Child Welfare

CARES Act Impact on Immigrant Communities

April 6, 2020 | Texas

Our friends at the National Immigration Law Center (NILC) recently released a comprehensive policy brief on the impact that the Coronavirus Aid, Relief, and Economic Security (CARES) Act will have on immigrant communities.

During a time when we need inclusive recovery policies the most, the $2 trillion stimulus bill failed to meet the most basic health care and economic needs of millions of Americans, including immigrant workers and families who are on the frontlines of caring for our communities during this pandemic.

Immigrant communities need to have essential spaces kept safe from immigration enforcement. Despite the urgent need, given the COVID-19 public health crisis, there are no provisions in any of the COVID-19 relief bills that prohibit U.S. Immigration and Customs Enforcement (ICE) from conducting immigration enforcement in any designated sensitive locations, including health care centers, schools, medical treatment and health care facilities, places of worship, religious or civil ceremonies, and public demonstrations.

Immigrant workers must receive workplace protections that follow a federal workplace safety standard. Currently there is no Occupational Safety and Health Administration (OSHA) standard that covers preparation in response to the COVID-19 public health crisis in the workplace. Workplace safety standards are crucial for every occupation, but they are especially necessary for migrant laborers.

The immigrant community needs and deserves equitable economic support. The 2020 Recovery Rebate included in the CARES act includes a Social Security number requirement that will exclude many immigrant and mixed-immigration status families from reviving financial assistance.

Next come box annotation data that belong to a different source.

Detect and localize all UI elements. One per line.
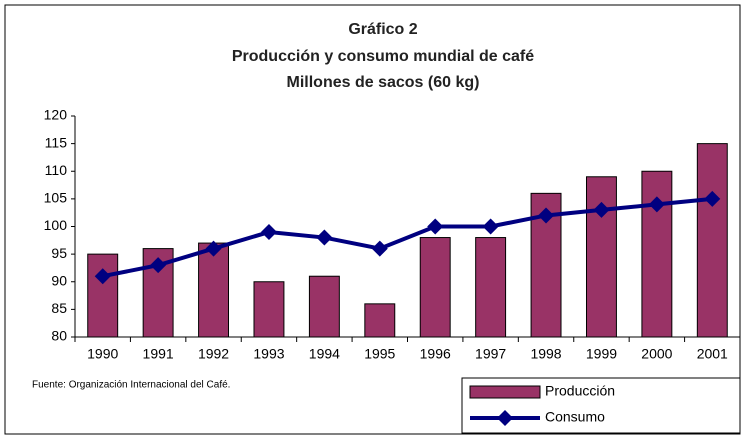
chart-title: Producción y consumo mundial de café	[232, 48, 534, 65]
legend-label: Producción	[545, 383, 615, 399]
marker	[704, 190, 721, 207]
x-tick-label: 1996	[420, 346, 451, 362]
x-tick-label: 1990	[87, 346, 118, 362]
marker	[648, 196, 665, 213]
chart-title: Gráfico 2	[348, 21, 417, 38]
marker	[371, 240, 388, 257]
x-tick-label: 1992	[198, 346, 229, 362]
marker	[260, 224, 277, 241]
bar	[198, 242, 230, 338]
x-tick-label: 1998	[530, 346, 561, 362]
marker	[427, 218, 444, 235]
y-tick-label: 80	[51, 328, 67, 344]
x-tick-label: 1995	[364, 346, 395, 362]
x-tick-label: 2001	[697, 346, 728, 362]
bar	[419, 237, 451, 338]
marker	[205, 240, 222, 257]
chart-title: Millones de sacos (60 kg)	[287, 74, 480, 91]
bar	[475, 237, 507, 338]
bar	[696, 143, 728, 338]
legend-swatch	[469, 385, 541, 399]
chart-frame	[4, 4, 741, 435]
marker	[94, 268, 111, 285]
y-tick-label: 105	[44, 190, 68, 206]
x-tick-label: 1993	[253, 346, 284, 362]
y-tick-label: 120	[44, 107, 68, 123]
y-tick-label: 85	[51, 300, 67, 316]
source-note: Fuente: Organización Internacional del C…	[32, 380, 230, 391]
y-tick-label: 110	[45, 162, 68, 178]
y-tick-label: 115	[45, 134, 68, 150]
bar	[364, 303, 396, 338]
x-tick-label: 1994	[309, 346, 340, 362]
marker	[316, 229, 333, 246]
x-tick-label: 1999	[586, 346, 617, 362]
legend-swatch	[497, 410, 513, 426]
marker	[593, 201, 610, 218]
marker	[538, 207, 555, 224]
bar	[585, 176, 617, 338]
marker	[150, 257, 167, 274]
bar	[87, 253, 119, 338]
bar	[641, 170, 673, 338]
line	[102, 196, 713, 279]
legend-label: Consumo	[545, 409, 605, 425]
bar	[253, 281, 285, 338]
y-tick-label: 95	[51, 245, 67, 261]
bar	[308, 275, 340, 338]
x-tick-label: 1991	[143, 346, 174, 362]
marker	[482, 218, 499, 235]
x-tick-label: 2000	[641, 346, 672, 362]
y-tick-label: 90	[51, 272, 67, 288]
x-tick-label: 1997	[475, 346, 506, 362]
y-tick-label: 100	[44, 217, 68, 233]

In the next round of legislation, The Children’s Defense Fund-Texas supports NILC’s recommendations to urge congress to consider:

  • Expanding emergency Medicaid to include COVID-19 testing, treatment and vaccines to ensure that uninsured individuals, regardless of their immigration status, would be covered for COVID-19-related services.
  • Halting the implementation of the public charge rule and stop any further action by federal agencies to alter longstanding policies on public charge.
  • Making government “sensitive locations” safe from and off-limits to immigration enforcement activity to ensure immigrant communities stay home and focused on remaining healthy or able to access crucial spaces such as medical facilities without the added fear of being separated from their families and experiencing an erosion of their communities.
  • Removing the Social Security number requirement for the Recovery Rebate, and establishing an application process for the Recovery Rebate who have not earned enough to have filed taxes in 2018 or 2019 to ensure immigrant communities receive the economic support they deserve.
  • Implementing a federal workplace safety standard, automatic extension of work authorization, and improvements to paid sick leave and paid family medical leave.

In this unprecedented time, it is crucial that inclusive recovery policies are in order for all of us to be healthy and safe, regardless of citizenship status. The global public health crisis has proven that our collective health and well-being are deeply interdependent; if we fall short of protecting immigrant communities, we fall short of protecting the nation as a whole.